Being Around, sa première exposition à la galerie Édouard Montassut, rassemble un ensemble d’œuvres récentes. Son vocabulaire, immédiatement reconnaissable, est ici augmenté par endroits d’ajouts d’objets trouvés : des couverts en plastique, des joyaux de pacotille ou des boutons pression. À vrai dire, on les remarque à peine, tant ils se fondent dans la prolifération du dessin.

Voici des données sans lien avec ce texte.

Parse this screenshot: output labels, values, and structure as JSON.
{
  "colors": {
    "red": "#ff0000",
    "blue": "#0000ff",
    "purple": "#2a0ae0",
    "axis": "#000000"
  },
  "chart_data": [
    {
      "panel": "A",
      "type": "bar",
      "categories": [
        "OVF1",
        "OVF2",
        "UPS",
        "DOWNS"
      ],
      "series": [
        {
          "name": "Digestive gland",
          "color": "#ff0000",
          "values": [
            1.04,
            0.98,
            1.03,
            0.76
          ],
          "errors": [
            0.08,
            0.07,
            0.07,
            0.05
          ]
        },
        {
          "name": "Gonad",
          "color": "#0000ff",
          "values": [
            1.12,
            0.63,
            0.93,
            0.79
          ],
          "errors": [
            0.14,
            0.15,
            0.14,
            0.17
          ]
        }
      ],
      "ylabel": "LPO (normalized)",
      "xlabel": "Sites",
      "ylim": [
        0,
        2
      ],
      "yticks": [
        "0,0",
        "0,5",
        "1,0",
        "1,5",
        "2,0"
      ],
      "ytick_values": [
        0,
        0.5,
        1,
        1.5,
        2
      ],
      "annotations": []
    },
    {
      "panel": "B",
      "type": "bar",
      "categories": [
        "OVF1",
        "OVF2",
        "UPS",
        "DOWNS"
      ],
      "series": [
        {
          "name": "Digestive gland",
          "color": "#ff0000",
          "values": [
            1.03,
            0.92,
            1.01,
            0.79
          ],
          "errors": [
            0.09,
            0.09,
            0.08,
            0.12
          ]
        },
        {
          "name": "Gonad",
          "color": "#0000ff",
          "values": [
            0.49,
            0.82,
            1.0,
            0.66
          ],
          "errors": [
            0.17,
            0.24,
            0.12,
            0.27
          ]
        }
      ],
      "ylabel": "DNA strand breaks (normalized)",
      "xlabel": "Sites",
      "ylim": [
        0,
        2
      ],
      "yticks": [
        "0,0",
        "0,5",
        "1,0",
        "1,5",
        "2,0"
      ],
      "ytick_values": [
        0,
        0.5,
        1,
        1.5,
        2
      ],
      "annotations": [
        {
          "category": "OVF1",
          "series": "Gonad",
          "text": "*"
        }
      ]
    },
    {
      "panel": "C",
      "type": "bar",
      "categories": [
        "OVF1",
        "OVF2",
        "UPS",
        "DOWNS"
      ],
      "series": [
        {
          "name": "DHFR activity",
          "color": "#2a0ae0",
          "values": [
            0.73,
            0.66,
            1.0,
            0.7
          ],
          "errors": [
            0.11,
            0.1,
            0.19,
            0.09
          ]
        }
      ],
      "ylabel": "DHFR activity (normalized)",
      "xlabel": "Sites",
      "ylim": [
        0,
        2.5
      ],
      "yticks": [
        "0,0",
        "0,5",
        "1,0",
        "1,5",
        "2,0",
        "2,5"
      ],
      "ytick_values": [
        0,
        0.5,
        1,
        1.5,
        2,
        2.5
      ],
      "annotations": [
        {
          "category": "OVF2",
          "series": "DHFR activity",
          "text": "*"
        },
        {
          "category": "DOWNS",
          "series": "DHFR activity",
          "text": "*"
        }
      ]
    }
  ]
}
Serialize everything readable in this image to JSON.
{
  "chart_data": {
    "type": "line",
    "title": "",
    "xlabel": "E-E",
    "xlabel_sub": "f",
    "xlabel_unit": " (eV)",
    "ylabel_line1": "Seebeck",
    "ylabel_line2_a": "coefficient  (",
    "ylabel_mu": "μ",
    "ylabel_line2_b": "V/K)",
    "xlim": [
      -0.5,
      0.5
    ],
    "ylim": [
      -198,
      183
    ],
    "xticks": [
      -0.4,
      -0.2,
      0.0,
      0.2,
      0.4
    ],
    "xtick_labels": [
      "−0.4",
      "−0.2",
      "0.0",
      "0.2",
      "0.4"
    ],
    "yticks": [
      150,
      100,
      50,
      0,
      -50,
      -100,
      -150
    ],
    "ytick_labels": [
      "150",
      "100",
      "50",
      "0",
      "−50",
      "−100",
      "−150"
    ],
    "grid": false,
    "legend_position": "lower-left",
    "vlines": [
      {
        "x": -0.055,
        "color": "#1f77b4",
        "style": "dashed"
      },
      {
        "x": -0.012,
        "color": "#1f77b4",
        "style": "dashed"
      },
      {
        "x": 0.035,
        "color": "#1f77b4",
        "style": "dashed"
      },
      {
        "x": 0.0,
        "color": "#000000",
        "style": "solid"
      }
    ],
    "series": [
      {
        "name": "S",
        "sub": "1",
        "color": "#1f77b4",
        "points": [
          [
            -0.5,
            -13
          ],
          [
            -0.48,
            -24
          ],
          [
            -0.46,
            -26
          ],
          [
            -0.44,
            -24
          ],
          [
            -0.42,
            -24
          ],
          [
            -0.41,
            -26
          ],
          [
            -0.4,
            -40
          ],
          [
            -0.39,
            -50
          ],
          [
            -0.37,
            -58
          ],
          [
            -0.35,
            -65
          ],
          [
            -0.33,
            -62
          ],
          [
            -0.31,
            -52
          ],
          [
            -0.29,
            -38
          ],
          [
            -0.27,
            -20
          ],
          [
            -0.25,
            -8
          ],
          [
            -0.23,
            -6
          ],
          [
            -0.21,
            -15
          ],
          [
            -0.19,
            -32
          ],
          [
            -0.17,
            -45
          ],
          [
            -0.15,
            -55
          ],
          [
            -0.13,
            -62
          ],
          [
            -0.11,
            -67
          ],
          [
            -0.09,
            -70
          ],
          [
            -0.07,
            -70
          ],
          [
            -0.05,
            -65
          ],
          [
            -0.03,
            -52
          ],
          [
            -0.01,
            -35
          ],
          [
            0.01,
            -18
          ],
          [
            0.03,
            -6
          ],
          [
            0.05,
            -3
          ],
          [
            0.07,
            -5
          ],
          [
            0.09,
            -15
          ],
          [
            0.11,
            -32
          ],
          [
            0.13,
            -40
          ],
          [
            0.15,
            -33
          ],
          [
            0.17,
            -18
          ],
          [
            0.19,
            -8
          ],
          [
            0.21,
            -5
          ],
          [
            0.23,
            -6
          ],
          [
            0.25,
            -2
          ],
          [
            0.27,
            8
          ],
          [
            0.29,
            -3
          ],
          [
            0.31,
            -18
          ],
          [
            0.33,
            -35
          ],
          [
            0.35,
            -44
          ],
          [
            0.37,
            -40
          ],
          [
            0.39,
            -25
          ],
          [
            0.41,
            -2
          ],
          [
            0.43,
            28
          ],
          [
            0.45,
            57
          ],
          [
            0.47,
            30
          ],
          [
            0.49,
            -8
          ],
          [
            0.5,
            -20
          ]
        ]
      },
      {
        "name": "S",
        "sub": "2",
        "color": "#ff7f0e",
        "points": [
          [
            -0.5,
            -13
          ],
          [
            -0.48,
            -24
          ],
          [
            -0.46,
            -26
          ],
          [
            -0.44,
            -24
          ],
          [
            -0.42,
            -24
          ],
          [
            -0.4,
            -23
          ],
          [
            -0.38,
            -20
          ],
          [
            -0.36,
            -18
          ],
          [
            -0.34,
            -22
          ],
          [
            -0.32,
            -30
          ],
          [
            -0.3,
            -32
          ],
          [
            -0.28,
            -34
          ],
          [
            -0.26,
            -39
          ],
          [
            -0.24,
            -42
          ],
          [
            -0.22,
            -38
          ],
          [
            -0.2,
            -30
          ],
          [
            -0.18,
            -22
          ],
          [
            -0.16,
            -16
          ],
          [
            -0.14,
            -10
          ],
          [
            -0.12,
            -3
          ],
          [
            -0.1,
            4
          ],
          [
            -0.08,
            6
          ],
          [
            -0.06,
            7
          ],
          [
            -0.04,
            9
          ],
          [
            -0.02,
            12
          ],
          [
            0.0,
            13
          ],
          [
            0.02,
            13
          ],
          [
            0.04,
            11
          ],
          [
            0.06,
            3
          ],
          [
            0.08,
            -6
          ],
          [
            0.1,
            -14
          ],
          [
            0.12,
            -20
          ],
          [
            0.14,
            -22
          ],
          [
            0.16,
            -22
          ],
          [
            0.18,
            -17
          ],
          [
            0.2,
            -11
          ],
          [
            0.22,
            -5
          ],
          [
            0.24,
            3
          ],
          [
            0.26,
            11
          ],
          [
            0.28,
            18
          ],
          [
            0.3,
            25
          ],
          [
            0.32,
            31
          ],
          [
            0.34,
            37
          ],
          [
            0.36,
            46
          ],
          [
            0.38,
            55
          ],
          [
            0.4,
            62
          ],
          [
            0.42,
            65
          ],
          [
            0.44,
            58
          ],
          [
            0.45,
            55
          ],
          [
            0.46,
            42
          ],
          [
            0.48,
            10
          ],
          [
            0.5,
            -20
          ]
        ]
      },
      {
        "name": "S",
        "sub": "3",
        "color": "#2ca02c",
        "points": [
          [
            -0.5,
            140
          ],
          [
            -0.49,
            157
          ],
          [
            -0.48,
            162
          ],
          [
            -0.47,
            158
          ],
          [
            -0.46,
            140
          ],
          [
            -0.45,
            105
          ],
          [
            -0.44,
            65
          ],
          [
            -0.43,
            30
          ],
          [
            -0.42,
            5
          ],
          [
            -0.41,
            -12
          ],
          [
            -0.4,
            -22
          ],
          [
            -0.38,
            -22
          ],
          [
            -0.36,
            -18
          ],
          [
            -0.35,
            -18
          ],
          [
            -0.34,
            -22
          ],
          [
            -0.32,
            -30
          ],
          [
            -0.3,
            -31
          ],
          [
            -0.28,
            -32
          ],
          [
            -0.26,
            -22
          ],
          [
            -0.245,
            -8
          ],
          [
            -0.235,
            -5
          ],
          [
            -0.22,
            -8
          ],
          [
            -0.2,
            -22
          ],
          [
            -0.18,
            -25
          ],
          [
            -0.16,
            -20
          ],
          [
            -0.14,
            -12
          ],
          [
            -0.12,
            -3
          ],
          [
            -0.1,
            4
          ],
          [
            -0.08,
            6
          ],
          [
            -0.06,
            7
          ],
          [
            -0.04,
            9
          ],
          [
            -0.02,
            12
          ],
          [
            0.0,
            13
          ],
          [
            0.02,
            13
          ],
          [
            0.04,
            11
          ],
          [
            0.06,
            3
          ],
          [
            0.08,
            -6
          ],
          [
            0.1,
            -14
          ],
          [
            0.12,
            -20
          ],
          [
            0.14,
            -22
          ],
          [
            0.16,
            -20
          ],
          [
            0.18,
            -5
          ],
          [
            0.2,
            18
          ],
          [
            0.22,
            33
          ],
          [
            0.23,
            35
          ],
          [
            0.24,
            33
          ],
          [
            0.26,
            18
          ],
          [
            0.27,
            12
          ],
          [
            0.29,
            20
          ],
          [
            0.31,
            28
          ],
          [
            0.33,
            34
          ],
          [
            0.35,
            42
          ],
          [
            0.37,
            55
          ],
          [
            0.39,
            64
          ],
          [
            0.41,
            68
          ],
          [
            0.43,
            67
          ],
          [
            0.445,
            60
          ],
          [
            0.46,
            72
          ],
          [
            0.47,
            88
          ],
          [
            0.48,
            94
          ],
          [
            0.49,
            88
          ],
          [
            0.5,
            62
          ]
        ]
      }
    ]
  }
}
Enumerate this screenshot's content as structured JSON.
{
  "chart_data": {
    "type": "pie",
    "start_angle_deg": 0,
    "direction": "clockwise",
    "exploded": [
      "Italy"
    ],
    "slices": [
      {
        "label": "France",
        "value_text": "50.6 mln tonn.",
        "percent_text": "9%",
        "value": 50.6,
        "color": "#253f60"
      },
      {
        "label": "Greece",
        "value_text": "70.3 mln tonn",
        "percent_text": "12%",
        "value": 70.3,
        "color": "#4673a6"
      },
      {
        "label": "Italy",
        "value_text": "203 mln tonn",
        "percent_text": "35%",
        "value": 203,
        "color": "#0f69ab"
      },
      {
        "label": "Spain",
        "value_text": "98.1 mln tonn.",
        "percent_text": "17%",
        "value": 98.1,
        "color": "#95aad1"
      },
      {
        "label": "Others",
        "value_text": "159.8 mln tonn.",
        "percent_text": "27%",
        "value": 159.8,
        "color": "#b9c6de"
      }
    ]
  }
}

La question du genre reformulée
À l’instar de l’œuvre de 2022, Why Do Man Have Nipples? [Pourquoi l’homme a-t-il des tétons ?], frêle feuille pliée en son centre et punaisée, marquée d’une double incrustation de ces boutons pression en question, eux-mêmes enchâssés au sein de globes ceints d’un rang de perles esquissées au trait et nageant dans un univers pastel-core – passant du bleu au rose, en arpentant l’infinité de nuance entre ces deux tonalités ultra-genrées.
En liant plus étroitement encore les deux registres, l’objet et la représentation, l’un dévorant l’autre jusqu’à s’indistinguer, c’est également la question du genre qui est reformulée : dans ce microcosme d’incessantes métamorphoses, tout transitionne et s’interpénètre. Les saynètes de Kinke Kooi semblent en cela matérialiser le mot d’ordre du Manifeste Xénoféministe : “Si la nature est injuste, changez la nature !”
Kinke Kooi, Being Around, jusqu’au 18 février à la galerie Édouard Montassut à Paris.